While you can make lifestyle changes to avoid things or habits that are known to lead to cancer, you can never be sure if you are doing enough. What you can do, however, is protect your family and yourself financially by taking insurance.
High incidence of cancer
A recent survey by Edelweiss Tokio Life Insurance Co. Ltd, titled The Big C, said incidences of cancer are likely to rise by 23% in the next five years. The survey interviewed 100 oncologists across 15 cities who consult around 406 patients in a month.
Cancer can be detected at the early, locally advanced or metastatic stages. The Edelweiss Tokio Life report said that most cases are detected at the locally advanced stage which essentially is the stage two or three of cancer. “Non-specific symptoms in initial stages of most cancers often lead to late diagnosis by which time the cancer usually has progressed to an advanced stage. Lack of awareness of the warning signs, poor health-seeking behaviour of individuals and high cost of diagnostic tests are other reasons," said Ravi Mehrotra, director, department of health, ICMR-NICPR, and researcher, ministry of health and family welfare, government of India.
High cost of treatment
Though there have been significant medical advancements over the years and most oncologists agree that survival rate post one year of late-stage cancer has improved, the problem of unaffordability persists. Of the oncologists surveyed by Edelweiss Tokio Life, 92% believe that a majority of patients discontinue treatment due to high treatment costs. About 25% patients in early stages of cancer discontinue the treatment due to high costs; 33% patients at the metastatic stage drop out due to unaffordable costs.
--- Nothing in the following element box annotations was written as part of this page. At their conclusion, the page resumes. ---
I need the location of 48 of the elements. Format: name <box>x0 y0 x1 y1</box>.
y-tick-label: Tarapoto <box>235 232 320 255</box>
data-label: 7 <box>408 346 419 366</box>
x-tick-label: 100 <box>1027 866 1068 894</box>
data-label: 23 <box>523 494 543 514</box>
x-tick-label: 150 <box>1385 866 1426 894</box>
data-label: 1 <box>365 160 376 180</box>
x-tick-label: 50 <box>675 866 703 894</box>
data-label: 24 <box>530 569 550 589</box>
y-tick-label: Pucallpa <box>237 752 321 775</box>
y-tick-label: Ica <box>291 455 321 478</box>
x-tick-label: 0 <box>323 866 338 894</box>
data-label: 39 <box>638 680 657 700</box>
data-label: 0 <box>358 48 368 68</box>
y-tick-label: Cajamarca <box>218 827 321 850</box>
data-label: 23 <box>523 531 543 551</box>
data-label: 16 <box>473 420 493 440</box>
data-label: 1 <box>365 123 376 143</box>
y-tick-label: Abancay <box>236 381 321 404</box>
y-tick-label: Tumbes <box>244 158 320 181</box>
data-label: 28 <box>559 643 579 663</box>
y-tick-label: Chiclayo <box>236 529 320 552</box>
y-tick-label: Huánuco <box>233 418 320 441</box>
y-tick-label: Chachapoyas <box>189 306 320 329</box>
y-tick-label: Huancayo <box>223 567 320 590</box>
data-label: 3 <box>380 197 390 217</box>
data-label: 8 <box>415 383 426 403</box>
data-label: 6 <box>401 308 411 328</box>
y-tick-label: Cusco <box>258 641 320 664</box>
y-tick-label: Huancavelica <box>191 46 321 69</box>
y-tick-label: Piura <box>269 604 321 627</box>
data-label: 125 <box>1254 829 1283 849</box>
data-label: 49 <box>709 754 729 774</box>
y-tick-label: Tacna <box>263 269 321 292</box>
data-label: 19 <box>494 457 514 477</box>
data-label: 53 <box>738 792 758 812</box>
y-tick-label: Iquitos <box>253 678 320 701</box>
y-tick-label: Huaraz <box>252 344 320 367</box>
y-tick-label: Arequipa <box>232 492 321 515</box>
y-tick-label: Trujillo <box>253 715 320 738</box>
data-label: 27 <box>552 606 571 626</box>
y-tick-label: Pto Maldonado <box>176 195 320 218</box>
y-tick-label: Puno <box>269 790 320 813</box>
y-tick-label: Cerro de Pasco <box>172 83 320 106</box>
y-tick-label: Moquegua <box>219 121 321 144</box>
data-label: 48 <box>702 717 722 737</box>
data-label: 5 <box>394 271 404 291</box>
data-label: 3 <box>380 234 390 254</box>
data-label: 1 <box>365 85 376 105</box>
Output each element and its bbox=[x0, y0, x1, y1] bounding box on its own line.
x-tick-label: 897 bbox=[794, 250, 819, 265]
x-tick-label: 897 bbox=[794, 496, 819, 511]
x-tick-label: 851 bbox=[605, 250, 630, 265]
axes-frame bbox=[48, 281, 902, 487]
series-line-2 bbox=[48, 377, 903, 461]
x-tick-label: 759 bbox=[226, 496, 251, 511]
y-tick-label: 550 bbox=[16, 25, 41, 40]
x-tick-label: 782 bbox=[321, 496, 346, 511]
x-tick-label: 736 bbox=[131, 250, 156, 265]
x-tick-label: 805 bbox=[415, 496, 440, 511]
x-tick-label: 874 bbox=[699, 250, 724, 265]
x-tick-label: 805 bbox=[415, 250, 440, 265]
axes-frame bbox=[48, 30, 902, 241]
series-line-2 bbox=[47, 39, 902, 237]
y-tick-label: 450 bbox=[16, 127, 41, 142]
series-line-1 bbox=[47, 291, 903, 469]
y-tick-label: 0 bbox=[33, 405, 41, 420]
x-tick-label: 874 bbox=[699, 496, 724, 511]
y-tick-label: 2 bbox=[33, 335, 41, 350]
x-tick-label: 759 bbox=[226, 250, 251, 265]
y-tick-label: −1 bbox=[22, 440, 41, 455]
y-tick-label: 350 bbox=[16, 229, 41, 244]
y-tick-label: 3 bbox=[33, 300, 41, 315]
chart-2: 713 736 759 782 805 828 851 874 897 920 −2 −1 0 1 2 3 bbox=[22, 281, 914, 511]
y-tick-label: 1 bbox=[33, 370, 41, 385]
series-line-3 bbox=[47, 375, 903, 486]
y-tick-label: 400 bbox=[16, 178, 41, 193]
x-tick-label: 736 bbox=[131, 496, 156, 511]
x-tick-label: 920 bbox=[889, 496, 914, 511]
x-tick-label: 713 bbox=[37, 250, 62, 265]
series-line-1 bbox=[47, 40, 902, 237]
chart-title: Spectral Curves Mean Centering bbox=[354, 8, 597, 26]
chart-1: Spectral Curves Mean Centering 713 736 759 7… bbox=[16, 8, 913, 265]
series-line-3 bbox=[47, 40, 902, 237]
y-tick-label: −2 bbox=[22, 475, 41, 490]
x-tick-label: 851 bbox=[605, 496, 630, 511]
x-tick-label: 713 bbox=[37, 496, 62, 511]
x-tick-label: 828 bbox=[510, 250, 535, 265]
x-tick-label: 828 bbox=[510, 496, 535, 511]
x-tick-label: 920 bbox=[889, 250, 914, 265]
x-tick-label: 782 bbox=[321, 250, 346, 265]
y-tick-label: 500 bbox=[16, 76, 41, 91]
“Cost-intensive drug development resulting in higher costs of available chemotherapy drugs as well as other modalities of treatment, including surgery and radiation, are the main reasons for unaffordability of cancer treatment. Limited public healthcare facilities providing cancer treatment are also responsible for this," said Mehrotra.
One way to deal with the high costs is taking insurance. Cancer-specific policies are designed to help mitigate risks associated only with cancer. They are defined benefit plans and generally give out a lump sum once you’re diagnosed with cancer. “Most insurers give a lump-sum benefit after the diagnosis. Some policies operate like an indemnity plan which work like regular health insurance policies," said Abhishek Bondia, principal officer and managing director, SecureNow.in, an insurance intermediary.
“The benefit of having an indemnity cancer plan is that it covers you for the expenses after you’re diagnosed and the policy can also be continued lifelong. The likelihood of a relapse is quite high, so an indemnity policy helps," he added.
The premium for a cancer policy is much lower than a critical illness policy and these policies give a 20-30% payout in case of early-stage cancer, unlike a critical illness policy, which covers you only for advanced stage of cancer treatment. In case of advanced-stage diagnosis, cancer policies pay out 100% of the sum assured.
Should you buy one?
It could get overwhelming to understand what you should buy, given the choices in the insurance industry. But experts say the first plan you must go for is a regular health insurance plan with adequate sum assured.
After buying that, consider a critical illness plan which gives high coverage and isn’t restricted to one particular illness, unlike a cancer-specific policy that covers only cancer. Critical illness policies cover 30-35 illnesses. “A cancer plan is more relevant if you have a family history. If not, it is better to first buy a critical illness plan. Regular health plans also cover cancer, so the principal advantages with an indemnity cancer plan is that OPD expenses are covered and a sum assured is set aside for cancer," said Bondia.
If you already have a regular health plan in place, buy a critical illness or cancer policy, according to your needs.